Once it crawls out of the narrows of the old Omdurman market Shingeeti widens to become a mighty well-lit multi-lane road with high buildings on both sides. The eye is kept occupied with the colourful neon lights of supermarkets, restaurants, beauty parlours and furniture stores. The air-conditioned saloons escape the bustle one by one to turn sideways as the road proceeds leaving the common transport mini-buses and rickshaws to compete for headway. Across the traffic lights of al-Rumi the buildings dwarf back to single-storey size with the occasional failed attempt at extension marked by bare iron rods jutting into the sky from the concrete as if in prayer. The lights dim and the road narrows to a tight passage where every two vehicles passing side by side risk kissing each other disaster. This far, the road still has surplus to offer, witness being the roast chicken displayed in glass-paned ovens if only to prove the principle.
The definitive switch takes place in Sabreen, a bus station and marketplace one or two stops further north.
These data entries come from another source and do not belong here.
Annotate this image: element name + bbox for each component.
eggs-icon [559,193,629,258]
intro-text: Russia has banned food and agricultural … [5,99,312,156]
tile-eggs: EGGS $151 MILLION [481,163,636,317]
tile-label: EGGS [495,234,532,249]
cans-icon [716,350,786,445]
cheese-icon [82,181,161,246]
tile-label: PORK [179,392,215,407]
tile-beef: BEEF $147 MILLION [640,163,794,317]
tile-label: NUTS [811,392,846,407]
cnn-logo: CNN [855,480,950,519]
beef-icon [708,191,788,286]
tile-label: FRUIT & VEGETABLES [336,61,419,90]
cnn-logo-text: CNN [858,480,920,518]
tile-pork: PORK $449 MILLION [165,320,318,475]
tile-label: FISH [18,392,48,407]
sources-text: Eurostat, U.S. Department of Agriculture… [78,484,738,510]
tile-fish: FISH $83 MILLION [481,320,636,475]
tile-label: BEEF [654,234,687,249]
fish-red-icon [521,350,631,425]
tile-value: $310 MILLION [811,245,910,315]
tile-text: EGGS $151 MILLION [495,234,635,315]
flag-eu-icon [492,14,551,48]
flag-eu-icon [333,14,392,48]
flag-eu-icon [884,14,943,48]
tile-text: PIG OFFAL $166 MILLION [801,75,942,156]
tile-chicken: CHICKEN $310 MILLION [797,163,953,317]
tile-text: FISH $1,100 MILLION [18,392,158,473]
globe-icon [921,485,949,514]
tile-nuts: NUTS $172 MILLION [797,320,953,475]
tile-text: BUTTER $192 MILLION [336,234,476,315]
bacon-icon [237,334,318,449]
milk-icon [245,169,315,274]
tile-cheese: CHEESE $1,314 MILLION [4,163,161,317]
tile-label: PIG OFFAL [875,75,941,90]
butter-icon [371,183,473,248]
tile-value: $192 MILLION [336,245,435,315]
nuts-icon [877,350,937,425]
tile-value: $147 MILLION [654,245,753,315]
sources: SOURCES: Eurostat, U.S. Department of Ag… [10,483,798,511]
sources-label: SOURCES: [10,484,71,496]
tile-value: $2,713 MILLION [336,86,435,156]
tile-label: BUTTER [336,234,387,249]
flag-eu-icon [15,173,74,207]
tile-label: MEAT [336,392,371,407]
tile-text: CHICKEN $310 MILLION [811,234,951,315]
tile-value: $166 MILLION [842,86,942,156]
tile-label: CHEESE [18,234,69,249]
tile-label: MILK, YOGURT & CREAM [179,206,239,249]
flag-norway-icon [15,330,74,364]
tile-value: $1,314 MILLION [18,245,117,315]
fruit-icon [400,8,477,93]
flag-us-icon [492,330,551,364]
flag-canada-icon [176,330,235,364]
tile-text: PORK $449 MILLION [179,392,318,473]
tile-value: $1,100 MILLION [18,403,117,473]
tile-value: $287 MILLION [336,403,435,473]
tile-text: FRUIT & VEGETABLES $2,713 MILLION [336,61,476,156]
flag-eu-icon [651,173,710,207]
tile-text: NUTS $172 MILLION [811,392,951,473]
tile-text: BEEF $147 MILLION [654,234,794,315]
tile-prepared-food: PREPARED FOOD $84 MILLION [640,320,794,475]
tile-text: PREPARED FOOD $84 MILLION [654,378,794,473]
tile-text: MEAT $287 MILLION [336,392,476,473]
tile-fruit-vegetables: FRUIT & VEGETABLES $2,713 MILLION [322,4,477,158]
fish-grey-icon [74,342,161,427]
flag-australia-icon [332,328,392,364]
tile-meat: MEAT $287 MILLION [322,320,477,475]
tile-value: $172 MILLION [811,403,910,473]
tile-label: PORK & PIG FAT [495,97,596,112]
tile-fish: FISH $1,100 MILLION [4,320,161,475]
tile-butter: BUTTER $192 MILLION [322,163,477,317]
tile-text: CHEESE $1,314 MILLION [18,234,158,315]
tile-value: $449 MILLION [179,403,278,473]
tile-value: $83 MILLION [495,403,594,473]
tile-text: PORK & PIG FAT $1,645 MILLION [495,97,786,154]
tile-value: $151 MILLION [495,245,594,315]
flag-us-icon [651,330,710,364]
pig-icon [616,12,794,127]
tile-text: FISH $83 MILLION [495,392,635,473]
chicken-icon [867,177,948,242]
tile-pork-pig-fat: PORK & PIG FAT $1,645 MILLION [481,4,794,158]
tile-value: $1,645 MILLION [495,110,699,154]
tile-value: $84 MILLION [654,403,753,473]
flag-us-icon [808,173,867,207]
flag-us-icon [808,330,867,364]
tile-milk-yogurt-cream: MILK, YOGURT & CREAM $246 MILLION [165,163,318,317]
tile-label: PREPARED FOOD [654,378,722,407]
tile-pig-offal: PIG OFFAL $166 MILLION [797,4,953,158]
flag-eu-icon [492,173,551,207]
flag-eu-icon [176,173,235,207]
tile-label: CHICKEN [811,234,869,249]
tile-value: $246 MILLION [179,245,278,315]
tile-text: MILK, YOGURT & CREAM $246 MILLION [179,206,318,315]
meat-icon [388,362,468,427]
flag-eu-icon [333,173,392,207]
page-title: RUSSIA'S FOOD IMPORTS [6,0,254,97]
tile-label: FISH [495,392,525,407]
A few buildings shoulder demonstrably over the shacks below, almost in declaration of hierarchy. The ‘broast chicken’, to use the common Khartoum spelling, give way to sizzling chicken heads fried in ever darkening oil. The king of the menu in Sabreen used to be the boiled sheep head, nicknamed al-Basim (the smiling one), said a bus-driver to me, but austerity forced this delicacy out of the market. Sabreen’s shops, and its pharmacy, offer the luxuries of life at sub-retail level, a marketing strategy known as ‘gader zuroofak’, which loosely translates into ‘according to your means’. The young woman wishing to impress potential admirers on New Years’ Eve for instance can buy a single dip of facial cream, a layer of skin whitener, or a strike of eyeliner for immediate application before she starts the beauty-threatening journey to the glamour of Airport Road and the vicinity. The name Sabreen derives from the Arabic word for patience. ‘We are holding on’ captures the gist of the expression better I suggest, ‘waiting for the revolutionaries’!